Mandrin et Garcia, qui regardent toute la scène sans trop comprendre ce qui est en train de se passer, remarquent dans la foule, plusieurs hommes à la peau un peu trop rougeâtre, les mains dans le revers de leur veste en cuir noir, prêts à en sortir quelque-chose.

« Ok les gars », déclare le capitaine, « Je ne sais pas ce que vous voulez faire, mais c’est maintenant qu’il faut agir. » Garcia serre son arme dans son poing et d’un signe de la tête, indique à Mandrin les trois hommes suspects qui s’approchent d’eux un peu trop rapidement. Ce dernier comprend la situation et sort son revolver, sans le mettre en joue pour ne pas affoler les civiles qui flânent autour d’eux.

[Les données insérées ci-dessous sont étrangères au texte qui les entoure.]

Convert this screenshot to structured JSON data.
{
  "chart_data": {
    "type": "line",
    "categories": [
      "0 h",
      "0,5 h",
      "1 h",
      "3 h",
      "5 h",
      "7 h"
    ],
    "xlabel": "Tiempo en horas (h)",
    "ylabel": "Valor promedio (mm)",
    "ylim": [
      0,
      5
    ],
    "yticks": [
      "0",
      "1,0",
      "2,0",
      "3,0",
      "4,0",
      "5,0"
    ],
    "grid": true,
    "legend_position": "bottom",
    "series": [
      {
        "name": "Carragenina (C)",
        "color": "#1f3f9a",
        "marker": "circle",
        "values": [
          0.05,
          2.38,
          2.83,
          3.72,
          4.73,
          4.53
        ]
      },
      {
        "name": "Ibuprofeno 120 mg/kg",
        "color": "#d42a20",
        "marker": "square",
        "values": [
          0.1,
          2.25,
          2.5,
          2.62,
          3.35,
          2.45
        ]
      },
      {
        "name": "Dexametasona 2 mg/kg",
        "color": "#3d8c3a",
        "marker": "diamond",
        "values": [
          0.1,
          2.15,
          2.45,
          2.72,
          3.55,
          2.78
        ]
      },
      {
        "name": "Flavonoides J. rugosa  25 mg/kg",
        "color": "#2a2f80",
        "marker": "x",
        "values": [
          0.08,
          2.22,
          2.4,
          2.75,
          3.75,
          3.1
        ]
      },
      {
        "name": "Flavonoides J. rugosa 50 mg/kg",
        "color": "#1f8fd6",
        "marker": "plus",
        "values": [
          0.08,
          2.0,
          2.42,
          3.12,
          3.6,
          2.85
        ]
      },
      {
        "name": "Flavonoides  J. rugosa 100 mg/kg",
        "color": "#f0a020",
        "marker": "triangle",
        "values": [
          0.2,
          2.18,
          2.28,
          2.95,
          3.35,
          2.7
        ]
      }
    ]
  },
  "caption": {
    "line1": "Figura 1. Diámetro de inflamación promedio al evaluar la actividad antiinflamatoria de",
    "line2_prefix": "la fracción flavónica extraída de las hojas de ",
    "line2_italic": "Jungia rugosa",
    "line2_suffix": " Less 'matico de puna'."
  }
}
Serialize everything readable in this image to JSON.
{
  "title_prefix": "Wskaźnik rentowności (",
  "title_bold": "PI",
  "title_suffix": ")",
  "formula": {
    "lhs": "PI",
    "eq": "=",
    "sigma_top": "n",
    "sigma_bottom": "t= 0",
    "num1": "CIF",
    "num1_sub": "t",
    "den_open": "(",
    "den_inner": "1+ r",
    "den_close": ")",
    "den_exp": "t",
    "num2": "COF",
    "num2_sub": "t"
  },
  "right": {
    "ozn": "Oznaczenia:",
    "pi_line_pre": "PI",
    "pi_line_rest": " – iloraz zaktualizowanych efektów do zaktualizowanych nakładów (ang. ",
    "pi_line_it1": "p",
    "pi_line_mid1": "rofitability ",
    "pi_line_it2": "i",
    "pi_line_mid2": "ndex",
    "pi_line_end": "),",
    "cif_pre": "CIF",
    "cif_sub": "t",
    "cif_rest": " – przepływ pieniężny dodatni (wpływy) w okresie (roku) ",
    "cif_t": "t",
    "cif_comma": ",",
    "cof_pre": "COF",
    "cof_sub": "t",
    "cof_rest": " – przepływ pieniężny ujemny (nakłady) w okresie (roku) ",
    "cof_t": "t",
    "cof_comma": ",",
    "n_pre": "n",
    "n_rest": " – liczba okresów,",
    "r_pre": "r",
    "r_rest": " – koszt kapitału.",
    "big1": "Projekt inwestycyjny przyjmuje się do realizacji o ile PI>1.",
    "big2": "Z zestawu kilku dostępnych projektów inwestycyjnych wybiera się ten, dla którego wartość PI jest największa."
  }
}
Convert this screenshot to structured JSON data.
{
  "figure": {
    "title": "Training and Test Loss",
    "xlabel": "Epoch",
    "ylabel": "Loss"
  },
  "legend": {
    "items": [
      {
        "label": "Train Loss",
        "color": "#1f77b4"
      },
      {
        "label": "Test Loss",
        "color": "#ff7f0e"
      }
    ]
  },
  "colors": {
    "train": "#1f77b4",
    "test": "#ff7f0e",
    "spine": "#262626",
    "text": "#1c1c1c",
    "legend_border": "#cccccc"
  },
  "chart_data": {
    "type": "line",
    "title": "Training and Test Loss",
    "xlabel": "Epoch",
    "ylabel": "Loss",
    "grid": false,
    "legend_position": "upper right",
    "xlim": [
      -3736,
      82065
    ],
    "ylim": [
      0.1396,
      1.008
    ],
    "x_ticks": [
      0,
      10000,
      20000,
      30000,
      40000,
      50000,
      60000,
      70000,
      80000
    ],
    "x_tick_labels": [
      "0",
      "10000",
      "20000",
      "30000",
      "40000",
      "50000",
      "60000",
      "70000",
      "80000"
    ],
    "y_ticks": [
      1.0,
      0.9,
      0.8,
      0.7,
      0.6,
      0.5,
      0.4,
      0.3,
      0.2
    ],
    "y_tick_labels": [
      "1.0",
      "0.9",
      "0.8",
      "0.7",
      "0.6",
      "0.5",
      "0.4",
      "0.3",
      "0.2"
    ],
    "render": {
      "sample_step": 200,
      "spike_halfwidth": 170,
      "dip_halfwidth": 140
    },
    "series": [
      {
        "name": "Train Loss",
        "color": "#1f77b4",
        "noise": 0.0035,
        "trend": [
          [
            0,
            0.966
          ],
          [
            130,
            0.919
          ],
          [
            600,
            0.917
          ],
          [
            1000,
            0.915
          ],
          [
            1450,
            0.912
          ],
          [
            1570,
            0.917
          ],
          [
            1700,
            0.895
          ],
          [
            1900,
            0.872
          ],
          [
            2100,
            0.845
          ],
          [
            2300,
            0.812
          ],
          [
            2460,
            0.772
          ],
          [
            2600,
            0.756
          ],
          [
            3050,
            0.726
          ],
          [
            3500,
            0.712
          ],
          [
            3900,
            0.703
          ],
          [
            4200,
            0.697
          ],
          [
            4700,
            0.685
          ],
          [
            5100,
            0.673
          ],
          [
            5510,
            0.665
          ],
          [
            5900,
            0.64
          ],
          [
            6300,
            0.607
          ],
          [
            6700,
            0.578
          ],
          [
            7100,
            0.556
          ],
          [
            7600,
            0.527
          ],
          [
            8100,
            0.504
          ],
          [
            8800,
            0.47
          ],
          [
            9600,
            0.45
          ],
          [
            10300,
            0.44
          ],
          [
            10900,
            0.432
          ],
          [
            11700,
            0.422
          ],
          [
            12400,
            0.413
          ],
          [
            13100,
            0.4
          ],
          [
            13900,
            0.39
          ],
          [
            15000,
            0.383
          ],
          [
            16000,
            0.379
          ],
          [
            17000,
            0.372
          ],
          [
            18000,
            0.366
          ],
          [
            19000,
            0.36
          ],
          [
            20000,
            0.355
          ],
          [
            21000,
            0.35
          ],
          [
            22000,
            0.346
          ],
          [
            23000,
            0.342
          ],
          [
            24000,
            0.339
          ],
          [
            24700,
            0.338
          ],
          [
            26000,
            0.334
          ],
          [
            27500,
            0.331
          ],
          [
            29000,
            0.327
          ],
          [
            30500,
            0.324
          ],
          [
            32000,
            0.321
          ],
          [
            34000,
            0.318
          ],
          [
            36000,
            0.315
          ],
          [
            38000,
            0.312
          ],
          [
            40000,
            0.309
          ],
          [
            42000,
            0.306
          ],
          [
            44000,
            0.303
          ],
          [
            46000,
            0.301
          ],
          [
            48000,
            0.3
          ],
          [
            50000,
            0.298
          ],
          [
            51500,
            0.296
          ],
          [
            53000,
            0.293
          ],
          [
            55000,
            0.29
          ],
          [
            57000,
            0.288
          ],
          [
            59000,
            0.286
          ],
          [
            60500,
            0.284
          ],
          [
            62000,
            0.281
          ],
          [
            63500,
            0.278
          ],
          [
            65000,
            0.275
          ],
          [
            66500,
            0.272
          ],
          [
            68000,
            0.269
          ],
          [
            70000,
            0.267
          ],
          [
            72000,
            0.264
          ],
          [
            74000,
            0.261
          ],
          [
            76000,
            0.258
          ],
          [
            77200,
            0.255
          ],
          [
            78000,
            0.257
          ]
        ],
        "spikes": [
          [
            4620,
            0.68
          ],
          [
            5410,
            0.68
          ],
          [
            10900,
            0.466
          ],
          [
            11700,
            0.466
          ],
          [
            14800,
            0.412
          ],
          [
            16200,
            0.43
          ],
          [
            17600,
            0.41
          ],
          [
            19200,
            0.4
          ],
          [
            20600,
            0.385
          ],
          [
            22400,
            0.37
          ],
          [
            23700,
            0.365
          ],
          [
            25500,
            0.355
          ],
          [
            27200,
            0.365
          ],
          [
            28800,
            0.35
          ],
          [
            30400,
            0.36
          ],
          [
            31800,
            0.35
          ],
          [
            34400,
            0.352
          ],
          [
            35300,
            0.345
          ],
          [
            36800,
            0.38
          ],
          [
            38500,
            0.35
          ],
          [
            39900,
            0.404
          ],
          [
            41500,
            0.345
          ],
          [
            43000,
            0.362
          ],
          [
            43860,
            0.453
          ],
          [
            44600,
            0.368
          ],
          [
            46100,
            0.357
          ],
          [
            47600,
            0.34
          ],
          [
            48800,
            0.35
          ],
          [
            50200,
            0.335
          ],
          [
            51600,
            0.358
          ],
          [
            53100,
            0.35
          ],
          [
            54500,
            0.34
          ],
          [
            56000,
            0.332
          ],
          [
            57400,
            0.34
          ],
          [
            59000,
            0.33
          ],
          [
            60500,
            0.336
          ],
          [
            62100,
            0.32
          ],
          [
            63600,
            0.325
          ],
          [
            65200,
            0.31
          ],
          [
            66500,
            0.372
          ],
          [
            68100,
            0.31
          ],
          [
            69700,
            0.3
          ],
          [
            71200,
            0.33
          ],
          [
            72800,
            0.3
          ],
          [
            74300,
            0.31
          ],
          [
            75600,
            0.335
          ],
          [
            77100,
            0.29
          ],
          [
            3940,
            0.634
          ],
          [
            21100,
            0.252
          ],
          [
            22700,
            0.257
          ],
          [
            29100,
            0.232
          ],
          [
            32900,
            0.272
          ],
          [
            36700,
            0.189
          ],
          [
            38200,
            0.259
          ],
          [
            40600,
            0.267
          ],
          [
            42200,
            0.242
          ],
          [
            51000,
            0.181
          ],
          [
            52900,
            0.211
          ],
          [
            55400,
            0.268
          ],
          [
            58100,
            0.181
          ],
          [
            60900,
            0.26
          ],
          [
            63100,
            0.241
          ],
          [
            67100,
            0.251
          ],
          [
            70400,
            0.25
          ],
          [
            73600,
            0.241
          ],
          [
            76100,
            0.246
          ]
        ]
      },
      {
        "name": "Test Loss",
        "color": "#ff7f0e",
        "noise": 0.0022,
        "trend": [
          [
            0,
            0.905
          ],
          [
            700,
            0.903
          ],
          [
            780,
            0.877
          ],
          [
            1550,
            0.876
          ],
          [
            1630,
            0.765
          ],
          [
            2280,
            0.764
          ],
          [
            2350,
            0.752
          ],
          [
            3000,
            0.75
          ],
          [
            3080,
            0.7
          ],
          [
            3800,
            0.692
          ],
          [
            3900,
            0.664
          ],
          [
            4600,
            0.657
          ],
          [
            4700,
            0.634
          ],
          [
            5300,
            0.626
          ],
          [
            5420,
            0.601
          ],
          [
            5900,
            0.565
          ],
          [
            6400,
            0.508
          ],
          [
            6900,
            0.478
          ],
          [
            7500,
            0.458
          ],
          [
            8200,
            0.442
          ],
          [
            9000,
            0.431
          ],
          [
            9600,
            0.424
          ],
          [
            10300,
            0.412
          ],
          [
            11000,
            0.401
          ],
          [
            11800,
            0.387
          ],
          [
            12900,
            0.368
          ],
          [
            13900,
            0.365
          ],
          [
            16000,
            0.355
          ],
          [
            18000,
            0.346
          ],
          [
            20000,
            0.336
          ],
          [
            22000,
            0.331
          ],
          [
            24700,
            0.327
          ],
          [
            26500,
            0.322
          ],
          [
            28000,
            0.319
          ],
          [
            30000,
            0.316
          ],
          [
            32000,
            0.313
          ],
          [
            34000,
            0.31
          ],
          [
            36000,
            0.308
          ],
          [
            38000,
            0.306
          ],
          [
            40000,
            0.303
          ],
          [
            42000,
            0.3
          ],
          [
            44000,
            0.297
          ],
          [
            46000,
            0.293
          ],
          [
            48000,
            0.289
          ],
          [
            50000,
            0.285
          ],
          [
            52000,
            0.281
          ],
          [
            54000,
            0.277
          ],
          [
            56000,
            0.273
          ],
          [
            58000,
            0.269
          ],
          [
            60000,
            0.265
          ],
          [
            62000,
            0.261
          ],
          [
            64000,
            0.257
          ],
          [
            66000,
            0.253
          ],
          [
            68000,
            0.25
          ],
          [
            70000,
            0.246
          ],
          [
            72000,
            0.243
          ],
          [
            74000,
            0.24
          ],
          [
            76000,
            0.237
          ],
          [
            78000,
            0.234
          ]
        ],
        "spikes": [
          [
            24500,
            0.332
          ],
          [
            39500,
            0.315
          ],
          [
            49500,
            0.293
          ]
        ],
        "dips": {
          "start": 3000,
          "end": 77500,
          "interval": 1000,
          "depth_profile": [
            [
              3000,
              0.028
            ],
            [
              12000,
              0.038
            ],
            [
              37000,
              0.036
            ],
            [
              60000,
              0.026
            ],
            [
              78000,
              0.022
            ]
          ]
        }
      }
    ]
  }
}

Viktór lève la tête à son tour. Saisissant l’urgence de la situation, il rétorque :

« Ho-Jin ? Emmène-les. On vous couvre. » Puis, sortant son arme de service de son holster et visant les trois intrus, il se met à crier suffisamment fort pour que la masse de gens autour d’eux l’entende :

« RENDÖRSÉG ! TEGYÉK LE FEGYVEREIKET! AZONNAL! » (nda : POLICE ! POSEZ VOS ARMES ! TOUT DE SUITE !)

Ho-Jin se retourne et comprend qu’une fusillade va se déclencher. Les trois hommes sortent de leurs blousons des armes automatiques et commencent à tirer en l’air. Dans la foule des cries résonnent. La kyrielle de touristes se disperse, frénétique, dans une cohue sans précédent et commence à courir dans tous les sens. Un flash de lumière aveugle momentanément tout le monde. Ho-Jin vient de se téléporter avec Egon et François.

Viktór fait un signe de la tête à Mandrin et Garcia :

« Suivez-moi ! On se casse maintenant si on ne veut pas que ça se termine en bain de sang. »

Les deux policiers français obtempèrent sans rechigner, filent derrière le lieutenant magyar et se mettent à couvert, prêts à riposter. Bientôt, sans doute alertés par quelques inconnus qui ont eu le bon réflexe de se cacher et d’appeler les secours, le son strident de sirènes se rapprochent avec les lumières bleutées des gyrophares de police.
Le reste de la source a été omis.